Change is somewhat inevitable in situations like ours for advancement to occur. But to start shooting at our soldiers on the front lines isn’t the way to exact that change. I am not offended at all, and I don’t believe Tom is either. Your viewpoint is valid to a degree, and has, at least, sparked meaningful debate on the topic.
Until Next Time…Sam.
Then now, at the end of things, let me respin that earlier implication: It is a bad thing for gaming that The Dice Tower, and the level of entrenchment inside gaming it represents, is the biggest name in board game podcasts. Its great for you, me, Mary, Tom, and all the uber-board-game nerds. But as stated I think the game industry spends too much of its attention on that level of gaming and not enough on getting new people in the front door. The Dice Tower can get some people in the front door, but not the numbers needed to create that critical mass of gaming.
I never meant to say it in a way that could be taken such that if The Dice Tower fell off the face of the planet tomorrow gaming would be a better place. Thats just not true.
You are taking a cue from the wrong rebels, and your dissatisfaction is directed at the wrong culprits. If in fact they are culprits at all.
Sites like BGG and podcasts like the Dice Tower are not directed at the casual gamer. Almost by definition, the “casual” gamer has no interest, inclination, or desire to visit a website or podcast to be exposed to games they’ve never heard of. They are casual.
Casual gamers will only be exposed to these games by the activities of folks they eoncounter who are also passionate, evangelistic gamers. Be it in someone’s home, in the park, at school, or at work. And it just so happens, that many of these folks find sites like BGG and podcasts like the Dice Tower to be very informative and helpful in their personal quests to have more friends with whom to play games.
It’s just that sort of infectious excitement, like the Dice Tower folks emit, that is necessary to get casual gamers and non-gamers to be willing to try out something new like your typical eurogame. This is called word of mouth. And it’s just about the only way that people outside the niche will ever hear about anything new. If the new stuff appeals to enough people, then it will eventually become mainstream.
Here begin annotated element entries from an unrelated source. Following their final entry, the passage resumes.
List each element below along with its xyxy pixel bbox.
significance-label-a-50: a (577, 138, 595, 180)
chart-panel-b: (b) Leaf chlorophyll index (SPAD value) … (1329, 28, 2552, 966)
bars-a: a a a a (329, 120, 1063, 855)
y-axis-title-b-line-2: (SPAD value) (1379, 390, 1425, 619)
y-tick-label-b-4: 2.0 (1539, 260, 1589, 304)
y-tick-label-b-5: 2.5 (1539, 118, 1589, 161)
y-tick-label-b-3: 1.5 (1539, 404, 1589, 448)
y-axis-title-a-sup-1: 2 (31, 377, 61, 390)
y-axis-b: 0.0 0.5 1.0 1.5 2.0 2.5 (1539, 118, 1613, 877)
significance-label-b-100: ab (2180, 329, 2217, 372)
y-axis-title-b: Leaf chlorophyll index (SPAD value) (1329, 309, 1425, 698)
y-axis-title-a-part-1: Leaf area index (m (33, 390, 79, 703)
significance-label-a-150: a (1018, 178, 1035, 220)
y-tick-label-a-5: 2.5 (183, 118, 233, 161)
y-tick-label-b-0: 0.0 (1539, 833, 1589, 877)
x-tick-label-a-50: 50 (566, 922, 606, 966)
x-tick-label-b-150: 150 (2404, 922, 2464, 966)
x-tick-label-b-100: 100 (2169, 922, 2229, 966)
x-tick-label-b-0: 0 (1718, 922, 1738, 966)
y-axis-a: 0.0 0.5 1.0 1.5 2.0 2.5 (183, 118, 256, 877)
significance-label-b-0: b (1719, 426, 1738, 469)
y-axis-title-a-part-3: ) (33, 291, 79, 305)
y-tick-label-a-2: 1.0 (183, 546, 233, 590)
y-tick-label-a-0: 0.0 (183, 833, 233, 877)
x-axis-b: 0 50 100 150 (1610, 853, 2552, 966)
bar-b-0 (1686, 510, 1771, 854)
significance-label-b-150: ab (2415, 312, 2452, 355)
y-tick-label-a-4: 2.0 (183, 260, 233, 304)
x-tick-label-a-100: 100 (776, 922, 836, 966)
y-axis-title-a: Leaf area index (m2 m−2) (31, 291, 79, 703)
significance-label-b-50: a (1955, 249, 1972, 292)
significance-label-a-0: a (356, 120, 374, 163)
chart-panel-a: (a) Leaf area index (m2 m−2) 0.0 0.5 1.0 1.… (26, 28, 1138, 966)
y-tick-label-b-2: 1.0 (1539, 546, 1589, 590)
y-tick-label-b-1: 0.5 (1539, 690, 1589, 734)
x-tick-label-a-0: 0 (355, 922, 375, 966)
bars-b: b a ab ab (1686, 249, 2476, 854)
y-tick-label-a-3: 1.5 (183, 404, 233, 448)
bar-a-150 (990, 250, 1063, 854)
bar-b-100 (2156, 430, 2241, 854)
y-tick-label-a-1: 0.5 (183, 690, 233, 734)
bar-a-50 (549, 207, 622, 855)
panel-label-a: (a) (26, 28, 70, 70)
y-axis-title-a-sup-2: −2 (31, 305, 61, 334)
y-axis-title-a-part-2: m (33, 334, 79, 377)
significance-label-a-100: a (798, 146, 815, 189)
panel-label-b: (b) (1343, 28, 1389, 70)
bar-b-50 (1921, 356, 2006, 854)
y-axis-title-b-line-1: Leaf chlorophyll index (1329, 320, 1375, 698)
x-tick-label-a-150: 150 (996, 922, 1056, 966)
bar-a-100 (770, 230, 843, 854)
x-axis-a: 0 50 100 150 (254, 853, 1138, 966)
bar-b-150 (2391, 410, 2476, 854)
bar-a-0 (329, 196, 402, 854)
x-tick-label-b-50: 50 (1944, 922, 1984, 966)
In the meantime, publishers necessarily produce games for the markets that exist so that they can sell games and make money for their shareholders/owners.
But to fault the infectious and excited people for being infectious and excited (enough to contribute to BGG or to produce a podcast) is ironic, not to mention intellectually lazy and, ultimately, self-defeating, if in fact your desire is to expand the universe of gamers.